Though provider-owned health plans are intented to hasten the transition from a fee-for-service payment model to value-based care, these types of plans don't seem to produce lower premiums, according to a new HealthPocket study.
The study compared premiums for 40-year-old individuals who purchased provider-owned Affordable Care Act plans versus ACA plans not owned by providers in 12 counties nationwide with both types of plans. It compared the premiums for bronze, silver, gold and platinum plans sold on the federal exchange.
Here's a breakdown of the study:
Bronze and gold provider-owned plans were 13 percent more expensive than the cheapest bronze and gold plans not owned by providers.
The cheapest bronze plan in Bernalillo County, New Mexico was $67.79 more expensive per month than the cheapest bronze plan not owned by a provider.
For the most popular option offered on Healthcare.gov--the silver plan--the least expensive provider-owned plans were $27.33 per month more expensive on average than the least expensive plans not owned by providers. What's more, the benchmark cost of a silver plan is expected to rise, on average, 4.4 percent next year.

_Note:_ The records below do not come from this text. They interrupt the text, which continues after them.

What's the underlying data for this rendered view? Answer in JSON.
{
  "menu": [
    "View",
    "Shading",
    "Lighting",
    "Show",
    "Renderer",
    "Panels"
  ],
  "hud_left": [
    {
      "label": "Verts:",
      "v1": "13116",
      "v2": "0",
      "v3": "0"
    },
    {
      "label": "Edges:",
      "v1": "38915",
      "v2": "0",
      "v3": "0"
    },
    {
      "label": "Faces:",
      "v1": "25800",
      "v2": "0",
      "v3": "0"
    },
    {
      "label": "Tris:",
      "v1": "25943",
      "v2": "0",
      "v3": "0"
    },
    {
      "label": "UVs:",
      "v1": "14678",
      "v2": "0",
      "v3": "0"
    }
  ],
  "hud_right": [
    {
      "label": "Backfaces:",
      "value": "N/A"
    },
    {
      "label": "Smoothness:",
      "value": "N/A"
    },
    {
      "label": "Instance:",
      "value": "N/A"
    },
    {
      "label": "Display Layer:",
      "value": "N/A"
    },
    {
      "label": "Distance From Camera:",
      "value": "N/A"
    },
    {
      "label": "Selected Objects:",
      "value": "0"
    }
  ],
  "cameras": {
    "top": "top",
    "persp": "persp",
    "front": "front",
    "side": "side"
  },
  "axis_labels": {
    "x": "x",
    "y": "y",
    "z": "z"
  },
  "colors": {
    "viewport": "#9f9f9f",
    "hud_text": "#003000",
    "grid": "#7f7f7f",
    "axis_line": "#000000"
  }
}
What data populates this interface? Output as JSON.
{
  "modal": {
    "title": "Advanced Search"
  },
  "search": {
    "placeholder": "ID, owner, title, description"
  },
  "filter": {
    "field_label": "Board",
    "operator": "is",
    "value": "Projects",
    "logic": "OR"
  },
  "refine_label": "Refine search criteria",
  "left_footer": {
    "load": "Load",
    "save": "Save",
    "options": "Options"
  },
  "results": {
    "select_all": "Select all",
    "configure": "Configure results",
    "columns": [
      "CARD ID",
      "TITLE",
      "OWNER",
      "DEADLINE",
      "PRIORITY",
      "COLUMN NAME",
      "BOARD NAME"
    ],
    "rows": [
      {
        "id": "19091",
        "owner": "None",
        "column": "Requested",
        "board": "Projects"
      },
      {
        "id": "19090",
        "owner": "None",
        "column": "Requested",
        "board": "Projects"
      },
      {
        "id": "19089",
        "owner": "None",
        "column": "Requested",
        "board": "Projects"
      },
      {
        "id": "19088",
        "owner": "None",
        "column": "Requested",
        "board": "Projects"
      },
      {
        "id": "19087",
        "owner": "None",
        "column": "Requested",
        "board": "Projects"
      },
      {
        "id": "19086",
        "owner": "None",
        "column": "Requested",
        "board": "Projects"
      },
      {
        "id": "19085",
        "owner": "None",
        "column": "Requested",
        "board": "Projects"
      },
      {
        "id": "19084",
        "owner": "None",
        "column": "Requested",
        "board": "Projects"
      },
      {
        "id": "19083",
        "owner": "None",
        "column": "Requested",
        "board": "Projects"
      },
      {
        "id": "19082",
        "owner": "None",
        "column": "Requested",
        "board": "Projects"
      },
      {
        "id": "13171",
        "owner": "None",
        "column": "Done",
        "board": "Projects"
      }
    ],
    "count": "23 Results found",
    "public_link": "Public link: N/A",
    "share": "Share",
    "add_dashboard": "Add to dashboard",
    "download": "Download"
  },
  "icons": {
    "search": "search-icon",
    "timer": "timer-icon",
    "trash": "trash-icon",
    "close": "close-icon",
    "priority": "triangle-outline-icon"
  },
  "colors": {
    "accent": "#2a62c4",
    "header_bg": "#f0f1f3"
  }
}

In eight of the 12 counties studied, the cheapest silver plan was not a provider-owned plan.
The cheapest gold plan was a provider-owned plan in only two of the 12 counties examined.
Only three of the 12 counties had provider-owned platinum plans; 10 of the 12 counties had platinum plans not owned by providers.
These results indicate that healthcare reform may not necessarily produce the imagined cost-saving results, HealthPocket concludes in its analysis. Though "with respect to provider-owned health plans, the lack of premium advantage does not call into question the value of the model altogether," it notes.